Smart Lock has a second important feature: If the power goes out, the homeowner can use an old-fashioned key to get in. For the Internet of Things to work, there must be a plan B when it doesn't work, Johnson says. Anyone stuck in a car with a dead battery and electric windows can appreciate that.
The August Smart Lock, which installs over a standard deadbolt, lets you unlock your door over the Internet.
Potentially comical failures — what if your toilet paper sensor battery goes dead? — are not the biggest potential obstacle for the Internet of Things, however.
The NSA is.
If you are even the slightest bit worried about the federal government reading your email, how concerned will you be that it could create a database of every bowel movement? Far fetched?
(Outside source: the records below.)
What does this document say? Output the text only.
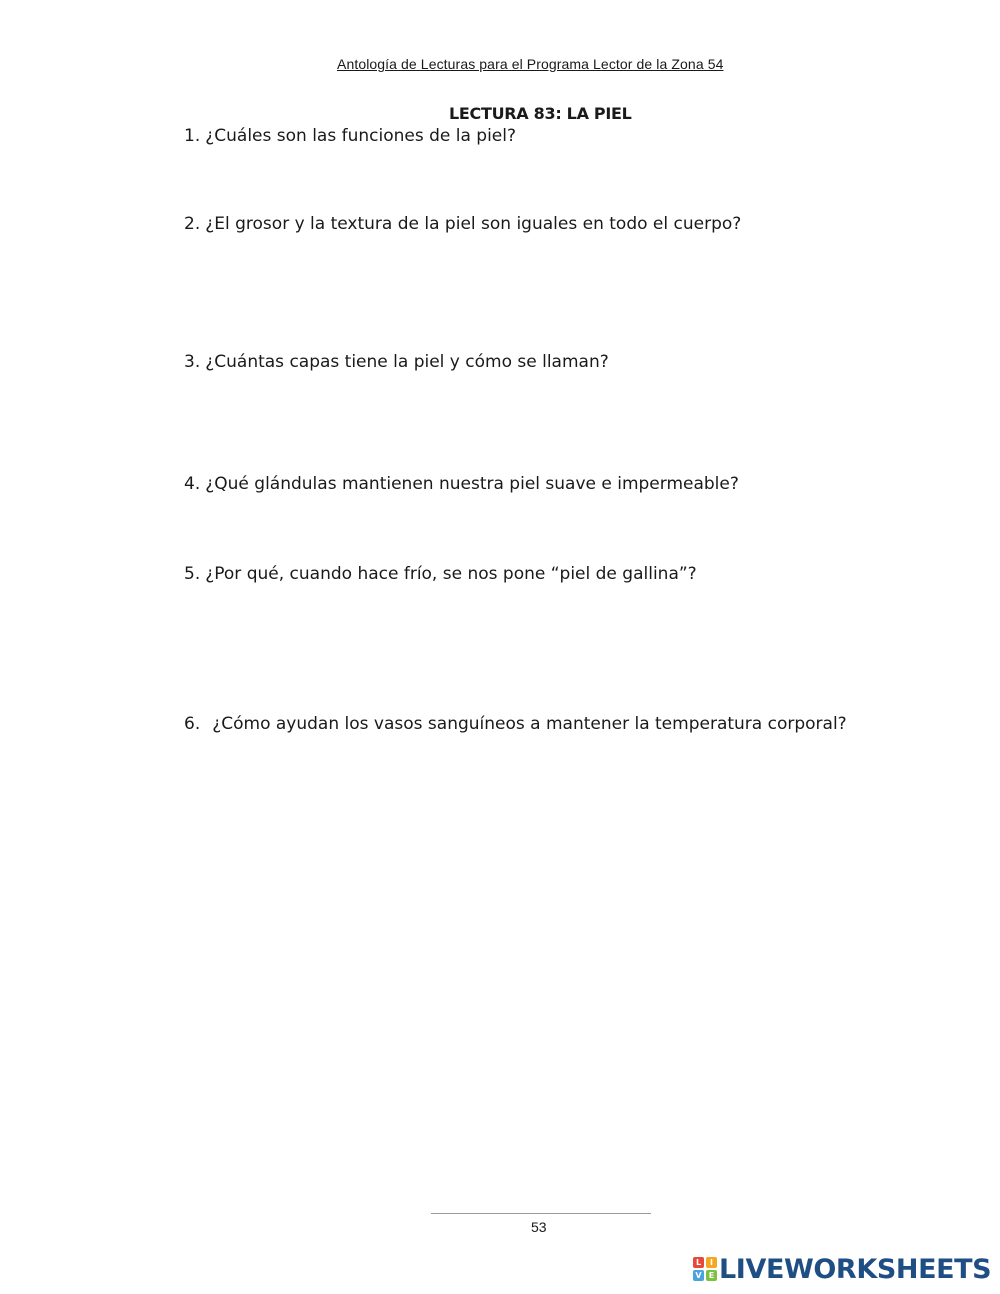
Antología de Lecturas para el Programa Lector de la Zona 54
LECTURA 83: LA PIEL
1. ¿Cuáles son las funciones de la piel?
2. ¿El grosor y la textura de la piel son iguales en todo el cuerpo?
3. ¿Cuántas capas tiene la piel y cómo se llaman?
4. ¿Qué glándulas mantienen nuestra piel suave e impermeable?
5. ¿Por qué, cuando hace frío, se nos pone “piel de gallina”?
6. ¿Cómo ayudan los vasos sanguíneos a mantener la temperatura corporal?
53
L	I
V E LIVEWORKSHEETS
Imagine what the National Institute of Health could do with such data.
Every one of these computer things will collect data that could end up in the hands of law enforcement, marketing companies, or even hackers, and at the moment, there is little to stop that. This worries Kevin Mahaffey, who runs mobile security company Lookout Inc.
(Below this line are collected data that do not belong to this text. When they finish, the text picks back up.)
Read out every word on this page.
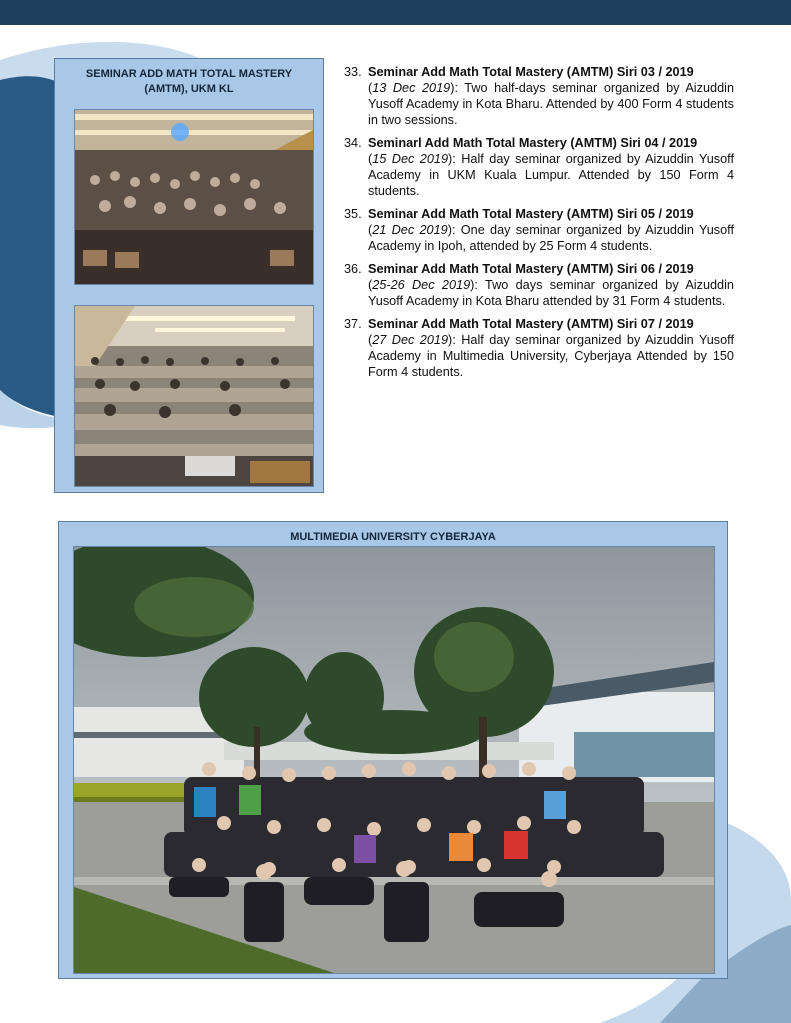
SEMINAR ADD MATH TOTAL MASTERY (AMTM), UKM KL
33. Seminar Add Math Total Mastery (AMTM) Siri 03 / 2019
(13 Dec 2019): Two half-days seminar organized by Aizuddin Yusoff Academy in Kota Bharu. Attended by 400 Form 4 students in two sessions.
34. Seminarl Add Math Total Mastery (AMTM) Siri 04 / 2019
(15 Dec 2019): Half day seminar organized by Aizuddin Yusoff Academy in UKM Kuala Lumpur. Attended by 150 Form 4 students.
35. Seminar Add Math Total Mastery (AMTM) Siri 05 / 2019
(21 Dec 2019): One day seminar organized by Aizuddin Yusoff Academy in Ipoh, attended by 25 Form 4 students.
36. Seminar Add Math Total Mastery (AMTM) Siri 06 / 2019
(25-26 Dec 2019): Two days seminar organized by Aizuddin Yusoff Academy in Kota Bharu attended by 31 Form 4 students.
37. Seminar Add Math Total Mastery (AMTM) Siri 07 / 2019
(27 Dec 2019): Half day seminar organized by Aizuddin Yusoff Academy in Multimedia University, Cyberjaya Attended by 150 Form 4 students.
MULTIMEDIA UNIVERSITY CYBERJAYA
"There are two possible ways this works. A world where everything you do is surveilled, and everything is potentially hacked by someone,” Mahaffey said. "But the alternative way is a world where you as an individual can control this data. And that's a pretty exciting world, a world where you can have the benefit of the technology, but not some Orwellian dystopia, where even in your own home you aren’t safe from the Internet-connected pen."
One privacy nightmare — the reselling of bathroom data to drug companies, an insulin pump hacker attack, or a law enforcement incident involving home automation or monitoring — could derail the Internet of Things for years, Mahaffey warns.
Johnson acknowledges this, but he believes companies in his space can rise to the challenge of balancing convenience with privacy.
“All the Internet of Things companies, we're capturing a lot of data about users,” Johnson said. Government regulations and industry policies should restrict usage of the data, but communication with consumers will also be key. “We need to be very cognizant of the sensitivity of that data and how we make users aware of how this data can be used … It's important they understand what’s going on.”